Scientists have long sought to develop more effective and less toxic therapies for Ewing sarcoma, an aggressive bone cancer that affects approximately 250 children and teens each year, but there has been a stumbling block: the lack of a reliable animal model system for studying the disease, but researchers at Children’s Hospital Los Angeles have developed such a model—in zebrafish, according to a news release.
Although many patients are cured, treatments are intense and can have long-lasting effects. In addition, about 25% of patients have tumors that spread throughout the body—resulting in poor survival.
“One of the big challenges in Ewing sarcoma research has been that we haven’t had a preclinical model,” explains Elena Vasileva, PhD, MSc, a postdoctoral fellow in the lab of James Amatruda, MD, PhD, at Children’s Hospital Los Angeles. “Our new zebrafish model allows us to better study the mechanisms of Ewing sarcoma development and how tumor cells are interacting with their environment.”

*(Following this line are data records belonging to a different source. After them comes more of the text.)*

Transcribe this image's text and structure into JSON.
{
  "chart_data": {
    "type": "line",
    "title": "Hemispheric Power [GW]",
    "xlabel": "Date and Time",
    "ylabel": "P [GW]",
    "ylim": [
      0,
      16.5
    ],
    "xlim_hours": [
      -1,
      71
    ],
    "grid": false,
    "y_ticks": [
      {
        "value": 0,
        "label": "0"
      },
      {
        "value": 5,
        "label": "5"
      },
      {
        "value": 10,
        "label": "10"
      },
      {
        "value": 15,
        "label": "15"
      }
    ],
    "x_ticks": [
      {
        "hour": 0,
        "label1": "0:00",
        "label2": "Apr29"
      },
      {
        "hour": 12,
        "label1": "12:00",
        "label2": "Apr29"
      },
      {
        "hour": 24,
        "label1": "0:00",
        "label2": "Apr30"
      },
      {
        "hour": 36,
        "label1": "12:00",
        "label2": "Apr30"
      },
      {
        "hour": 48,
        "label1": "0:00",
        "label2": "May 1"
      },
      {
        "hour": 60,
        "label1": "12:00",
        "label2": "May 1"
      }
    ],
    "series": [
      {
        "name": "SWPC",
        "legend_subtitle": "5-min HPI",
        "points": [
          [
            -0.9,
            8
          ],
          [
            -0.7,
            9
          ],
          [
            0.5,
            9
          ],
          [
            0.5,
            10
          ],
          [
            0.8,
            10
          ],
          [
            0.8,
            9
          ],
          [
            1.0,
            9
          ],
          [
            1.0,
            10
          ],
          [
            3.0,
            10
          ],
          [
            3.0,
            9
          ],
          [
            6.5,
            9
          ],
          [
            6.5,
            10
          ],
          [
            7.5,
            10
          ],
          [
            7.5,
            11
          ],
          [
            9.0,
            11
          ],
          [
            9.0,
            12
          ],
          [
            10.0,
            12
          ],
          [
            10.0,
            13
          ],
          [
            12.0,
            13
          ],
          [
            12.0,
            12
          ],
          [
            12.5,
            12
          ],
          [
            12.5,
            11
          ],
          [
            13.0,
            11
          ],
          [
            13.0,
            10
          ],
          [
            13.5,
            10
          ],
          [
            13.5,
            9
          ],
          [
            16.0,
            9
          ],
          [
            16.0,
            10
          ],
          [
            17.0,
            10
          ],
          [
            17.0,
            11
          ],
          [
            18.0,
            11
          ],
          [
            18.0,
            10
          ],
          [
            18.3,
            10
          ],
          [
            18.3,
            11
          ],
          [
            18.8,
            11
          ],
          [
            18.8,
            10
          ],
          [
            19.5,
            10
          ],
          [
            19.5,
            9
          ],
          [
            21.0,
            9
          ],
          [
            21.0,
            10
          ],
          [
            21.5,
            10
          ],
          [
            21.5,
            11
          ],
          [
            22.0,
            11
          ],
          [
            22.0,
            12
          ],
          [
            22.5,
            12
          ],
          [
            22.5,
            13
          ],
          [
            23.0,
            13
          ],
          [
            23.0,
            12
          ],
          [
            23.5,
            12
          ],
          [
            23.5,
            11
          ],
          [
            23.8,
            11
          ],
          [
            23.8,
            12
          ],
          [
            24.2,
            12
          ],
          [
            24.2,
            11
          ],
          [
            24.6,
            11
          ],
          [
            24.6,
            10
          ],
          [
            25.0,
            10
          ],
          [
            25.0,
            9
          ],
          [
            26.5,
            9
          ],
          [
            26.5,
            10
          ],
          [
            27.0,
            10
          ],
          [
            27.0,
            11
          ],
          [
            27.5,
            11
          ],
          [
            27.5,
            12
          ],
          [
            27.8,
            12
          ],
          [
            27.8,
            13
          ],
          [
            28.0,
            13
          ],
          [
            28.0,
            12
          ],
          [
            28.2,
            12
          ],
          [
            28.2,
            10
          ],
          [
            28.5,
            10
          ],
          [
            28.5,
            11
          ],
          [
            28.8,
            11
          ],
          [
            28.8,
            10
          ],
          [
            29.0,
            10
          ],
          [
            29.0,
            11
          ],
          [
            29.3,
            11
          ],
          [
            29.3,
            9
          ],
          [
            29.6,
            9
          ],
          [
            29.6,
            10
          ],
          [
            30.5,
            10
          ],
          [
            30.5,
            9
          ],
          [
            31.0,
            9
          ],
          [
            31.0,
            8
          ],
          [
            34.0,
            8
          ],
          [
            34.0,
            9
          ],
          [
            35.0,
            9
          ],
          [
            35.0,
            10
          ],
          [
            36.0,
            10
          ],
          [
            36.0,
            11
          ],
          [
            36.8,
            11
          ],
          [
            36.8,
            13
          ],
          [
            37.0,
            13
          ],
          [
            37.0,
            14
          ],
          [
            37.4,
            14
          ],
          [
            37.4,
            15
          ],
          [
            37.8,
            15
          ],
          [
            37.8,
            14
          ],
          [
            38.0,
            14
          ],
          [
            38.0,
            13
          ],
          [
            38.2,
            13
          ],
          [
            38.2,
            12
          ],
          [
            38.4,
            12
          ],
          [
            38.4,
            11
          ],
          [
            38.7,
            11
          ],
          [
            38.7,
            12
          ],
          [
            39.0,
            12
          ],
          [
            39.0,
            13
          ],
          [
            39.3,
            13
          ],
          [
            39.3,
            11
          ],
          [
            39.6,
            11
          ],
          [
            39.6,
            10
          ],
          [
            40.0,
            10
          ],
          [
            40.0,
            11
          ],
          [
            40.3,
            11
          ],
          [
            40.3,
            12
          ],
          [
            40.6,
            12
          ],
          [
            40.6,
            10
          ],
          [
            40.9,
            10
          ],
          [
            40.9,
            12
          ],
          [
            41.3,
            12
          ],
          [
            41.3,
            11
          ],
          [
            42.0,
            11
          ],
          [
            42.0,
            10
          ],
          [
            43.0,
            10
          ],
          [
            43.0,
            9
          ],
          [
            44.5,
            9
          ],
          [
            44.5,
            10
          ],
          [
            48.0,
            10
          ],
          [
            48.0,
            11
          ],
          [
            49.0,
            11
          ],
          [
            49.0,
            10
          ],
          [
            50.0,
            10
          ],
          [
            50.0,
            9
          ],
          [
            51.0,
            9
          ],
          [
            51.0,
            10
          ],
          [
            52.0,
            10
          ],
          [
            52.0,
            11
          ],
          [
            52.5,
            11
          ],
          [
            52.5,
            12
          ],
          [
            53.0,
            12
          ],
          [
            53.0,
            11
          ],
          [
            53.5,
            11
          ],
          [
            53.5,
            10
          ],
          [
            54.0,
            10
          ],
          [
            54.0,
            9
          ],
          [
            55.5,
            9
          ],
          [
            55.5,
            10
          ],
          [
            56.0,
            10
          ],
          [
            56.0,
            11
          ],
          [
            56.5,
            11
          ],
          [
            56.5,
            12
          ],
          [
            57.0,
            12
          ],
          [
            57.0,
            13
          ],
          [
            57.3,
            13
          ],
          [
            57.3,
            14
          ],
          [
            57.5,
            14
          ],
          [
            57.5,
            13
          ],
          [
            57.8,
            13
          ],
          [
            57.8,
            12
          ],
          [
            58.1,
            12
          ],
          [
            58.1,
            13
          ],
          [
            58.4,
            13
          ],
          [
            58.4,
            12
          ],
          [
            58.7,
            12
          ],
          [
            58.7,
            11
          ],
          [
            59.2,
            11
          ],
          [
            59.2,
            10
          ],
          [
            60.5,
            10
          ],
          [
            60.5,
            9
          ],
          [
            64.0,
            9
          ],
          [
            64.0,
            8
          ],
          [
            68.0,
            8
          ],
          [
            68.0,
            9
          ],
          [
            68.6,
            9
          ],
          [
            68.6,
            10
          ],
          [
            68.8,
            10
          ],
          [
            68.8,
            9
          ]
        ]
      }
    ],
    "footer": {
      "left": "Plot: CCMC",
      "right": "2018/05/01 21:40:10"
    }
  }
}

Those studies are already shedding new light on how Ewing sarcoma tumors grow. In a recent paper published in eLife, the researchers describe their new model—and the discovery of a pathway that could open the door to future targeted therapies.
What drives tumor growth?
Ewing sarcoma is driven by a “fusion oncogene”—basically, pieces from two different chromosomes that break off and then abnormally fuse together. The most common fusion oncogene found in Ewing sarcoma is EWSR1-FLI1. This powerful oncogene is toxic to most cell types, making it very challenging to study in other organisms.
But the team overcame this challenge in zebrafish. The resulting model is very similar to human tumors and opens up a wealth of opportunities for researchers to study this cancer. Zebrafish also have the advantage of being transparent, allowing investigators to observe tumors from their earliest stages using innovative imaging techniques.
“It’s revolutionized our approach as a laboratory,” says Amatruda, senior author of the paper and Head of Basic and Translational Research for the Cancer and Blood Disease Institute. “We can now look in an unbiased way to find unexpected new insights into what drives tumor growth.”
In the team’s newest study, Vasileva analyzed tissue from early-stage tumors in zebrafish and tissue from healthy fish. She then compared which proteins the cells were switching “on” in each group.
She found that the tumor cells had an abnormal extracellular matrix. This is a network of collagen, proteins and other molecules that normally surrounds a cell and acts as a support structure, helping the cell to function and stay healthy.
The Ewing sarcoma cells had exploited this matrix to create a “tumor microenvironment” that supports their survival. Specifically, Vasileva discovered that proteoglycans—molecules in the matrix that play a key role in controlling cell signaling—were switched “on” and helping to drive growth of tumor cells.
What’s more, she found that treating the cancer with a molecule called surfen, which blocks proteoglycan activity, dramatically reduced tumor cell growth.
“This is a very exciting finding because we showed that we can manipulate and inhibit cancer cell growth by blocking signaling from the cell surface,” says Vasileva, the paper’s lead author. “No one had really been studying proteoglycans in Ewing sarcoma. This has opened up many new possibilities to explore.”
Narrowing the search
The next step for the team is to probe deeper into this pathway. Because many normal tissues in the body rely on proteoglycans, it is not as simple as blocking them altogether.
Instead, the group is searching for a more specific target—an enzyme or other molecule involved in the process—that could turn off this growth signal in Ewing sarcoma, but not in normal cells.
“One of the important things about this finding is that it suggests an additional way of attacking this cancer,” says Amatruda, who holds the Dr. Kenneth O. Williams Chair in Cancer Research. “Instead of killing the tumor cells directly, we could potentially disable them from the outside—from their environment.”
The lab is using its new zebrafish model to examine other critical questions, too, including: Where do Ewing sarcoma cells come from? And how does the immune system interact with the cancer?
“Having a living model opens up so many new potential avenues for discovery,” Amatruda says. “Our goal is to continue to explore these pathways to develop more targeted and effective therapies for these young patients.”